Wednesday, December 10, 2008

Live and Die Singapore Style (With NS)

Today, someone I know from my social circle passed away in hospital. He had suffered a heart attack, was resuscitated but unconscious and never regained consciousness. He was in his late 40s and leaves a wife and a 7 year-old son.

Death is something you do not usually think about (too much) until you are confronted by it through the passing of someone you know. He or she could be a relative, a friend, an acquaintance or a colleague.

Life and Death in SG
We know that death is inevitable. Most would want to live a long and fruitful life. But at times, life doesn't play out that way. And life plays out even more cruelly when you are a conscript in the Lion City because it can happen to you or someone you know well while you are serving your 2 years (previously was 2.5 years) full-time national service in the Singapore Armed Forces as well as your 10 years reservist cycle for duty, honour and country.

If you are a follower of my blog, you would know of the two cases I tend to quote. One was the death of a regular sergeant who was the vehicle commander of an SM-1 tank that overturned during skill-at-arms competition training.
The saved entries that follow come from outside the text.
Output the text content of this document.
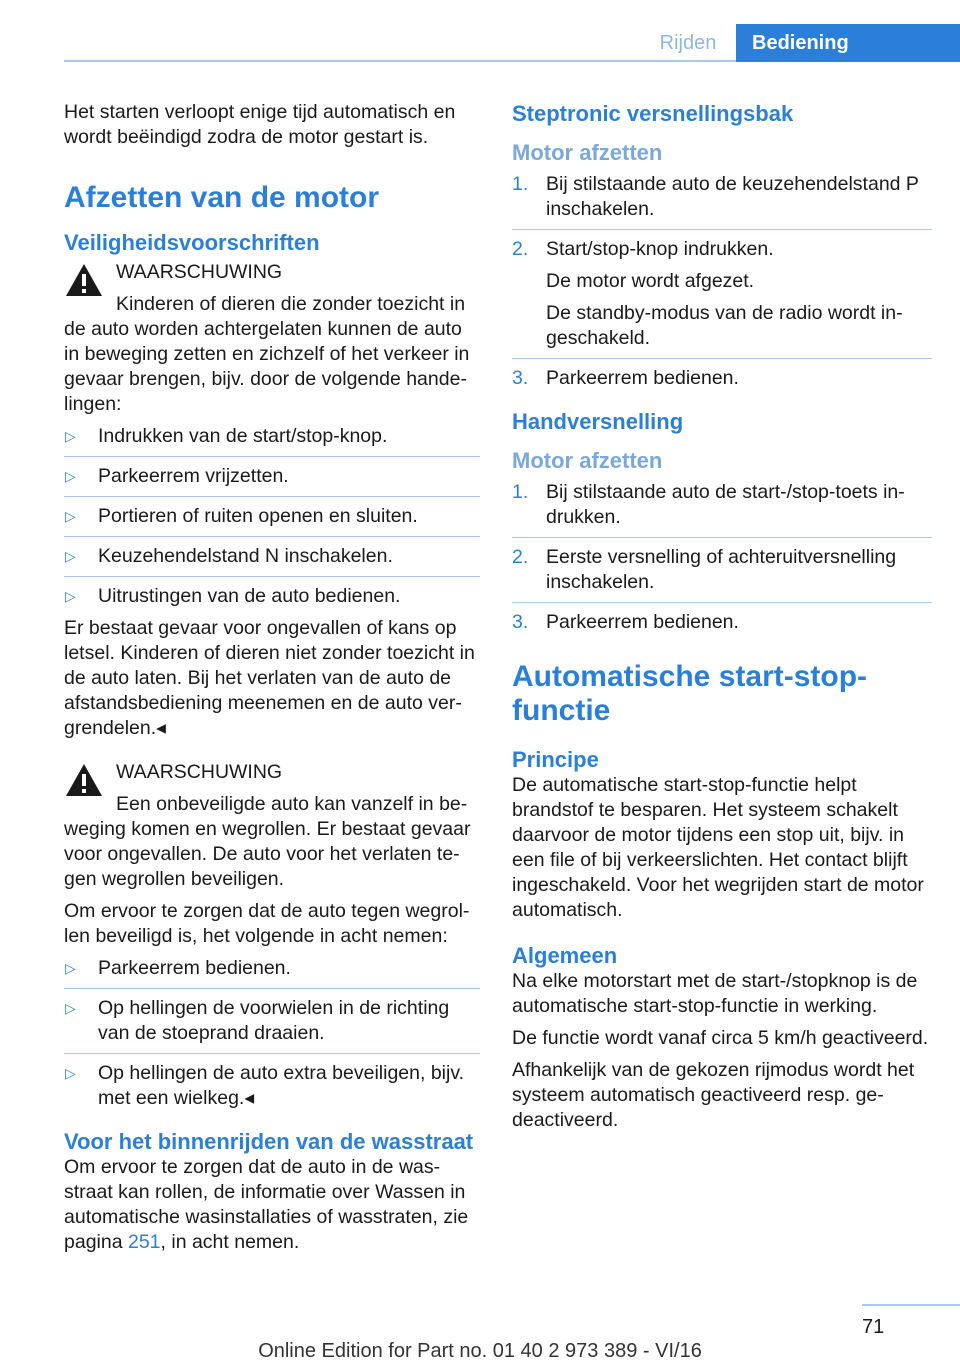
Rijden	Bediening

Het starten verloopt enige tijd automatisch en wordt beëindigd zodra de motor gestart is.

Afzetten van de motor
Veiligheidsvoorschriften

WAARSCHUWING

Kinderen of dieren die zonder toezicht in de auto worden achtergelaten kunnen de auto in beweging zetten en zichzelf of het verkeer in gevaar brengen, bijv. door de volgende handelingen:

▷ Indrukken van de start/stop-knop.
▷ Parkeerrem vrijzetten.
▷ Portieren of ruiten openen en sluiten.
▷ Keuzehendelstand N inschakelen.
▷ Uitrustingen van de auto bedienen.

Er bestaat gevaar voor ongevallen of kans op letsel. Kinderen of dieren niet zonder toezicht in de auto laten. Bij het verlaten van de auto de afstandsbediening meenemen en de auto vergrendelen.◂

WAARSCHUWING

Een onbeveiligde auto kan vanzelf in beweging komen en wegrollen. Er bestaat gevaar voor ongevallen. De auto voor het verlaten tegen wegrollen beveiligen.

Om ervoor te zorgen dat de auto tegen wegrollen beveiligd is, het volgende in acht nemen:

▷ Parkeerrem bedienen.
▷ Op hellingen de voorwielen in de richting van de stoeprand draaien.
▷ Op hellingen de auto extra beveiligen, bijv. met een wielkeg.◂
Voor het binnenrijden van de wasstraat

Om ervoor te zorgen dat de auto in de wasstraat kan rollen, de informatie over Wassen in automatische wasinstallaties of wasstraten, zie pagina 251, in acht nemen.

Steptronic versnellingsbak
Motor afzetten
1. Bij stilstaande auto de keuzehendelstand P inschakelen.
2. Start/stop-knop indrukken.
De motor wordt afgezet.
De standby-modus van de radio wordt ingeschakeld.
3. Parkeerrem bedienen.
Handversnelling
Motor afzetten
1. Bij stilstaande auto de start-/stop-toets indrukken.
2. Eerste versnelling of achteruitversnelling inschakelen.
3. Parkeerrem bedienen.
Automatische start-stop-functie
Principe

De automatische start-stop-functie helpt brandstof te besparen. Het systeem schakelt daarvoor de motor tijdens een stop uit, bijv. in een file of bij verkeerslichten. Het contact blijft ingeschakeld. Voor het wegrijden start de motor automatisch.

Algemeen

Na elke motorstart met de start-/stopknop is de automatische start-stop-functie in werking.

De functie wordt vanaf circa 5 km/h geactiveerd.

Afhankelijk van de gekozen rijmodus wordt het systeem automatisch geactiveerd resp. gedeactiveerd.

71
Online Edition for Part no. 01 40 2 973 389 - VI/16
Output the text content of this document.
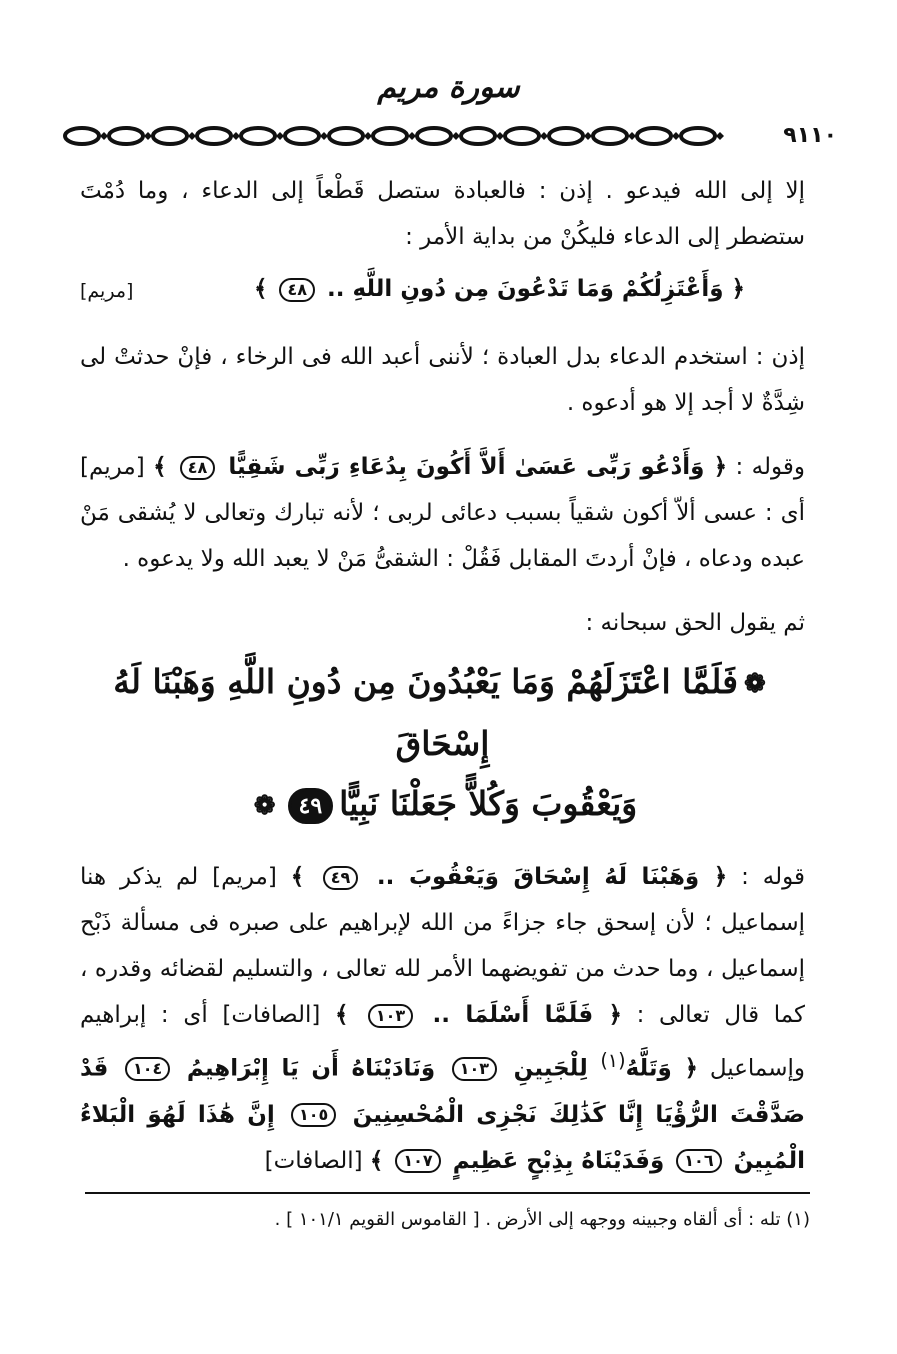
سورة مريم
٩١١٠

إلا إلى الله فيدعو . إذن : فالعبادة ستصل قَطْعاً إلى الدعاء ، وما دُمْتَ ستضطر إلى الدعاء فليكُنْ من بداية الأمر :

﴿ وَأَعْتَزِلُكُمْ وَمَا تَدْعُونَ مِن دُونِ اللَّهِ .. ٤٨ ﴾
[مريم]

إذن : استخدم الدعاء بدل العبادة ؛ لأننى أعبد الله فى الرخاء ، فإنْ حدثتْ لى شِدَّةٌ لا أجد إلا هو أدعوه .

وقوله : ﴿ وَأَدْعُو رَبِّى عَسَىٰ أَلاَّ أَكُونَ بِدُعَاءِ رَبِّى شَقِيًّا ٤٨ ﴾ [مريم] أى : عسى ألاّ أكون شقياً بسبب دعائى لربى ؛ لأنه تبارك وتعالى لا يُشقى مَنْ عبده ودعاه ، فإنْ أردتَ المقابل فَقُلْ : الشقىُّ مَنْ لا يعبد الله ولا يدعوه .

ثم يقول الحق سبحانه :

❁فَلَمَّا اعْتَزَلَهُمْ وَمَا يَعْبُدُونَ مِن دُونِ اللَّهِ وَهَبْنَا لَهُ إِسْحَاقَ
وَيَعْقُوبَ وَكُلاًّ جَعَلْنَا نَبِيًّا٤٩❁

قوله : ﴿ وَهَبْنَا لَهُ إِسْحَاقَ وَيَعْقُوبَ .. ٤٩ ﴾ [مريم] لم يذكر هنا إسماعيل ؛ لأن إسحق جاء جزاءً من الله لإبراهيم على صبره فى مسألة ذَبْح إسماعيل ، وما حدث من تفويضهما الأمر لله تعالى ، والتسليم لقضائه وقدره ، كما قال تعالى : ﴿ فَلَمَّا أَسْلَمَا .. ١٠٣ ﴾ [الصافات] أى : إبراهيم وإسماعيل ﴿ وَتَلَّهُ$^{(١)}$ لِلْجَبِينِ ١٠٣ وَنَادَيْنَاهُ أَن يَا إِبْرَاهِيمُ ١٠٤ قَدْ صَدَّقْتَ الرُّؤْيَا إِنَّا كَذَٰلِكَ نَجْزِى الْمُحْسِنِينَ ١٠٥ إِنَّ هَٰذَا لَهُوَ الْبَلاءُ الْمُبِينُ ١٠٦ وَفَدَيْنَاهُ بِذِبْحٍ عَظِيمٍ ١٠٧ ﴾ [الصافات]

(١) تله : أى ألقاه وجبينه ووجهه إلى الأرض . [ القاموس القويم ١٠١/١ ] .
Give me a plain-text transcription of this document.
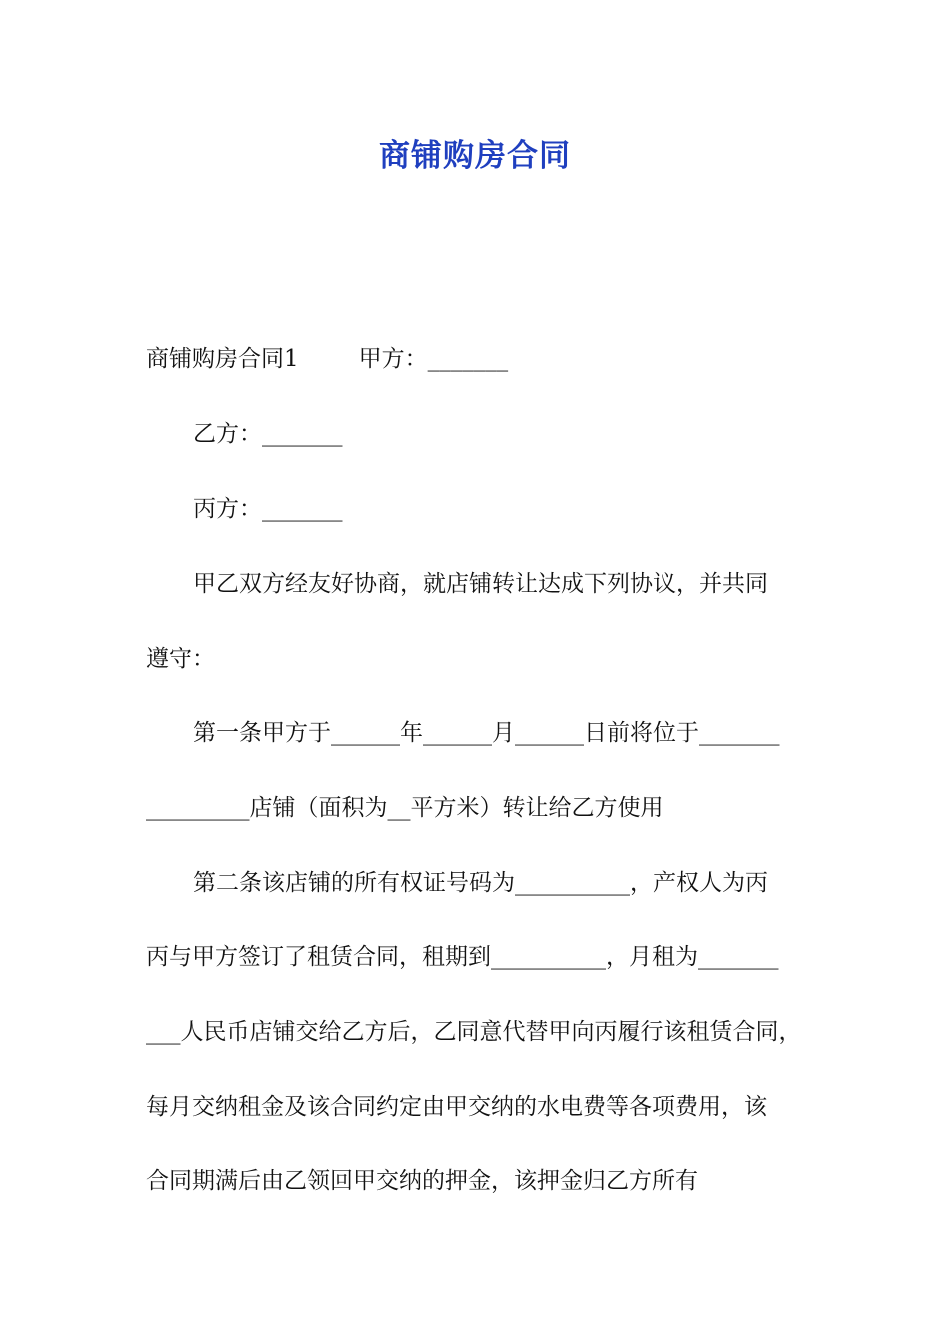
商铺购房合同
商铺购房合同1	甲方：_______
乙方：_______
丙方：_______
甲乙双方经友好协商，就店铺转让达成下列协议，并共同
遵守：
第一条甲方于______年______月______日前将位于_______
_________店铺（面积为__平方米）转让给乙方使用
第二条该店铺的所有权证号码为__________，产权人为丙
丙与甲方签订了租赁合同，租期到__________，月租为_______
___人民币店铺交给乙方后，乙同意代替甲向丙履行该租赁合同，
每月交纳租金及该合同约定由甲交纳的水电费等各项费用，该
合同期满后由乙领回甲交纳的押金，该押金归乙方所有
The other was a reservist from my people's defence force unit who collapsed during his 2.4km IPPT run and subsequently died.

This post doesn't talk about the injustice, the sadness and (maybe) the futility of their deaths. It talks about how Mr. DEATH is on the verge of our awareness every-day when we are in the SAF. One is probably as likely to can die in a car accident than to be killed during NS but it can occur.

You can DIE in NS
I was commenting in a forum that discusses NS issues and remarked that some of the young people (teens) there didn't seem to grasp that you can possibly lose your life if some stupid training accident occurs. Accidental discharge during live-firing. Faulty ammunition. Vehicle accidents, overturning. Drowning during river crossing. Very rare ill-treatment (Ranger dunking case that led to a death) or very unfortunate case of aircraft crashing into you (Taiwan aircrash case).

It can happen. It has happened. Unfortunately, it will happen again as that's the nature of accidents. I've seen the SAF improve its safety standards and methods but when you are in an environment where you are trained to kill people and shoot up or blow sh** up, death is always a possibility since you deal in weapons, ammunition and equipment that is meant to destroy and kill men and material.

Looking back at my own NS experience, I thank God that I made it in one piece. I remember being at live-firing exercises where the person next to be only barely knew how to operate his M16 as a reservist. I recall mortar bombs dropping on the objective and staying back before following the troops to assault the objective. If the mortars had not hit the objective and been miscued in terms of trajectory. I wouldn't be here.

I have been in M113 running across Australian terrain and the driver going for 3 hours without much rest. It's a blessing that the terrain was relatively flat but accidents of M113 knocking into trees with the trees crashing onto the vehicle commander have been floated around before.

When you are young, you don't think about death. When you become older and complete your NS cycle, you shudder to think of the risks you took for the country, only to see the country change beyond your wildest imagination.

Singapura is not what it was when I was cheonging up pengkang hill.

Majullah Singapura.

1 comments:

ignorantia said...

How come this entry does not have the line "Having gone through 2.5 years of full-time national service and 10 years of reservist"?